Once I arrived in Las Vegas, Nook and I decided to walk over to the Caesar's Forum  and see what rings Tiffany had in stock.  As you already know, Tiffany is our chosen jeweller, so we thought we'd give them first shot at wedding rings.  We decided that IF Tiffany had the rings we wanted, in stock and in our size, that we'd try to make this happen, during this trip.

Now, I know what you're thinking - what are the odds that Tiffany won't have rings in every conceivable size and style in their Vegas location?  It's the wedding capital of Earth, right?  So, yes, as I say, somewhat of a stacked approach with respect to making up our mind about the location of our wedding.

But this was huge.  And I don't mean commitment wise, I mean financially.  With all that was going on with boxing up life and moving to the other side of the planet, I quite simply had not budgeted for Tiffany rings at this point of the process.  Nook and I looked at two options:

  1. Same "Novo" style as her engagement ring for her
  2. Plain platinum (but matching) bands

Either way, I was going to go with a plain platinum band - neither one of us is into yellow gold.

The staff at Tiffany were very polite, very friendly.  I am sure they get thousands of people through there every week looking to do the same thing that we were doing, but they still made us feel like we were special.  We shared some of our story with them, and they were really touched by it.  Not 50% discount touched, but, touched nonetheless.

As you'd imagine, the Novo option was a lot more expensive.  It would mean a half-band of diamonds (Nook said she didn't want a full circle of diamonds for her wedding ring, as it would always mean half of them would be hidden on the inside of her hand anyway), but the platinum band would be something identical and matching for us both.

We found out the costs (gulp) and went outside of the shop to talk about the options.

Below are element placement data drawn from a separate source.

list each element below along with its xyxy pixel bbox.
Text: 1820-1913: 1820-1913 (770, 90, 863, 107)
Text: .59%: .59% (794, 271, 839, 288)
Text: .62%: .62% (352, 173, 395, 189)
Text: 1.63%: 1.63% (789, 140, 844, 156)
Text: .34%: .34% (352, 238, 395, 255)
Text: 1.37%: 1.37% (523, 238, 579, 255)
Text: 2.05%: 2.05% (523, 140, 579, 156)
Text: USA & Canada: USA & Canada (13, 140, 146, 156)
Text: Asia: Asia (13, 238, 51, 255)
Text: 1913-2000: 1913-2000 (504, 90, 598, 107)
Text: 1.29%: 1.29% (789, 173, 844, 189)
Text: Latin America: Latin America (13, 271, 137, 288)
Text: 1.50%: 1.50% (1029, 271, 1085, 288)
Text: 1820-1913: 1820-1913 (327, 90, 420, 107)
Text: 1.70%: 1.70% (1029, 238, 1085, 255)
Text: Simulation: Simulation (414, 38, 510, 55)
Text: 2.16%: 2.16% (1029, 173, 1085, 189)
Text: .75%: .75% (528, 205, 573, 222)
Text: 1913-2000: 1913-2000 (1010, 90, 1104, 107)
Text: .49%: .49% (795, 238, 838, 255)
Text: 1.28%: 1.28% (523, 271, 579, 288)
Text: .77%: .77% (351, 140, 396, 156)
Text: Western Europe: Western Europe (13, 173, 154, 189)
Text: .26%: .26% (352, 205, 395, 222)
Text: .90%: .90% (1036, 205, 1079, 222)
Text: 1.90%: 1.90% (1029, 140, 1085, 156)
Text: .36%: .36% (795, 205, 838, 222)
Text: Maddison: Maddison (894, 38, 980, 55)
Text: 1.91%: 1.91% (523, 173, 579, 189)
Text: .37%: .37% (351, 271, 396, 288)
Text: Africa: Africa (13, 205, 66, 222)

We wandered up to the ATM machine.

I bled my accounts as dry as I could; with the daily spending limit hitting me due to the home-time-zone of my bank account.  I avoided credit cards, so, we were at our max.

We went back inside Tiffany with our decision in mind:

IF Nook could get Tiffany Credit for a very small amount (about 3/4 of the cost of my band) then we'd go with the Novo wedding ring and the platinum band for me.  If she couldn't, we'd go with double platinum bands.

Tense moments as they worked out the credit system and score and options.

Phonecalls made.

We chatted to each other nervously...

Approved.

Bands chosen.

Put together in a box (which we still have, of course).